In Kubernetes, a volume is persistent storage. To make use of something in a volume, you mount it to a directory in a container. In this case, we've mounted the my-secrets-volume container to /secrets/cloudsql. The proxy targets this directory for it's credential file.

In order to mount a volume, you must also describe it and its contents. This is done in the volume section, which precedes containers. This section should look this:

     volumes:
        - name: my-secrets-volume
          secret:
            secretName: cloudsql-instance-credentials


This section converts our cloudsql-instance-credentials file into a volume called my-secrets-volume. This volume is the one that is mounted to our sidecar proxy as described above.

Create your Deployment:

Now that we've described our deployment, it's very easy to deploy it onto the cluster:

kubectl create -f gmemegen_deployment.yaml

After a few minutes, you can get the status of your pod with the following command:

kubectl get pods

If everything is set up correctly, you should see a 2/2 indicating both containers inside your pod are running correctly.

Next, you need to create a service that exposes your deployment to the outside world.

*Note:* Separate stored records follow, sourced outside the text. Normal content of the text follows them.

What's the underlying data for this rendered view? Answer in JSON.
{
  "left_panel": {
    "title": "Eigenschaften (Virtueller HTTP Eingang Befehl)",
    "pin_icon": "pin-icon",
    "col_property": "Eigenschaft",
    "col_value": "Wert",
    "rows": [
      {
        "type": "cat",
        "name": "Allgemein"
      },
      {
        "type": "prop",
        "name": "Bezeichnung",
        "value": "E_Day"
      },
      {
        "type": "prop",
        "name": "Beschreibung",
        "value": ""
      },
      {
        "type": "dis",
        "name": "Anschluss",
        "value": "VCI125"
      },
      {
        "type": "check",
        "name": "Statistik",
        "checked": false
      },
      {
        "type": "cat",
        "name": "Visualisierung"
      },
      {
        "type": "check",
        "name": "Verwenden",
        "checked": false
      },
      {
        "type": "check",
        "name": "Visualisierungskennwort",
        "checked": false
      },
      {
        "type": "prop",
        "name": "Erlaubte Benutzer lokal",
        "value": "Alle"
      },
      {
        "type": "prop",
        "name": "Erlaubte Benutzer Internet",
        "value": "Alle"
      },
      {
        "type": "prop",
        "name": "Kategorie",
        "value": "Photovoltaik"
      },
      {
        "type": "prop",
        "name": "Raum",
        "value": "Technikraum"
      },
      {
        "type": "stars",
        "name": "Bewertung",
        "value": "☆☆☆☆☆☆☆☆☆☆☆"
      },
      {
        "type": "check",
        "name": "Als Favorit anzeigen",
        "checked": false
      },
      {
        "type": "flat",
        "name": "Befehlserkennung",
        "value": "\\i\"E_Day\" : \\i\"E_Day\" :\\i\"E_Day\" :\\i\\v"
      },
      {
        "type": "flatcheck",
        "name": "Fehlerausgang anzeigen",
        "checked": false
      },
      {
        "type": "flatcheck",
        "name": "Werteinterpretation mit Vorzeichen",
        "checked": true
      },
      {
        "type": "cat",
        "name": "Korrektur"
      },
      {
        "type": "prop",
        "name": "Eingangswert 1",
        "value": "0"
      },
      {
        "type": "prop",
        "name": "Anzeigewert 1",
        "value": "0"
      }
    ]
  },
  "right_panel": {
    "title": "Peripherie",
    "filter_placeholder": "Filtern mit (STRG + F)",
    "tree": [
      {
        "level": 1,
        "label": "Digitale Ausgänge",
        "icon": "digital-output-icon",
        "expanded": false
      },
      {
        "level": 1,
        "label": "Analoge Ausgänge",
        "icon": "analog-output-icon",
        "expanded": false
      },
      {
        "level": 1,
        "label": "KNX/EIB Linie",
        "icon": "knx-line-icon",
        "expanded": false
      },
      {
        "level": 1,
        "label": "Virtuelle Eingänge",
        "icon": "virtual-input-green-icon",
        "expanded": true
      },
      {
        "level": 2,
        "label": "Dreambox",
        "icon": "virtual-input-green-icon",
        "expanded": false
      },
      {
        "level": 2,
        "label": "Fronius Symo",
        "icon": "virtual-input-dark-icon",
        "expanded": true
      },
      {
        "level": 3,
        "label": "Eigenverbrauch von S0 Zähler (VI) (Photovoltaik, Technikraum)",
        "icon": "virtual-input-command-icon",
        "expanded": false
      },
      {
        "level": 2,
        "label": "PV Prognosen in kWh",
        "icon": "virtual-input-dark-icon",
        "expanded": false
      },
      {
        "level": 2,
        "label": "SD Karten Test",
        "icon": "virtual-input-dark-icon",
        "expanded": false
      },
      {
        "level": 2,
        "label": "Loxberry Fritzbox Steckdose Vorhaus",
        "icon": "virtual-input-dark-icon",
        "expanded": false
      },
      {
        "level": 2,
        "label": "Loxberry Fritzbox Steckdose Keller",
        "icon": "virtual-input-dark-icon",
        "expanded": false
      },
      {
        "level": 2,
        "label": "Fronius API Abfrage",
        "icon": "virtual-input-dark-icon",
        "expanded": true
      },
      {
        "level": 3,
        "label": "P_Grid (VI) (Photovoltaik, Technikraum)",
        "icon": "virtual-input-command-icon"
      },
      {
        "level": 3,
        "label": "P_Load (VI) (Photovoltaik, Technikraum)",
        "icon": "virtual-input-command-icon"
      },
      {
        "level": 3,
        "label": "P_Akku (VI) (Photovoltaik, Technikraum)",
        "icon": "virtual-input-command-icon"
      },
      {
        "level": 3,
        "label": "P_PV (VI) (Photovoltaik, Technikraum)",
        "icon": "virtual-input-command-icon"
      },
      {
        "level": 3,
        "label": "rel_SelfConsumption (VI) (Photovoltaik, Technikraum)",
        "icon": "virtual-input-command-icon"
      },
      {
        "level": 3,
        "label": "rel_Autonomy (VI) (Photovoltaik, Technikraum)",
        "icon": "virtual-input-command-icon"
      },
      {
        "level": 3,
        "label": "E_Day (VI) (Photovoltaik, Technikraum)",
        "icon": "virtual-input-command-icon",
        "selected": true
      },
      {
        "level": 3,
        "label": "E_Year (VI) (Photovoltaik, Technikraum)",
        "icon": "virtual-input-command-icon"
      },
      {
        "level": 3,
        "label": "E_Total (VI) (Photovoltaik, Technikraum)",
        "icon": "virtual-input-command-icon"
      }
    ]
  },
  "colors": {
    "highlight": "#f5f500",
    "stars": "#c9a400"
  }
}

We want to forward port 80 to our containers port at 8080, so we can create a LoadBalancer with the following command:

kubectl expose deployment gmemegen --type "LoadBalancer" --port 80 --target-port 8080

After a few minutes, you can describe the service to get the LoadBalancer Ingress:

kubectl describe services gmemegen


Your service should be ready at http://[LoadBalancer Ingress]:80. Navigate to your URL and make some memes!

You have successfully launched an application attached to a PostgreSQL Server with High Availability!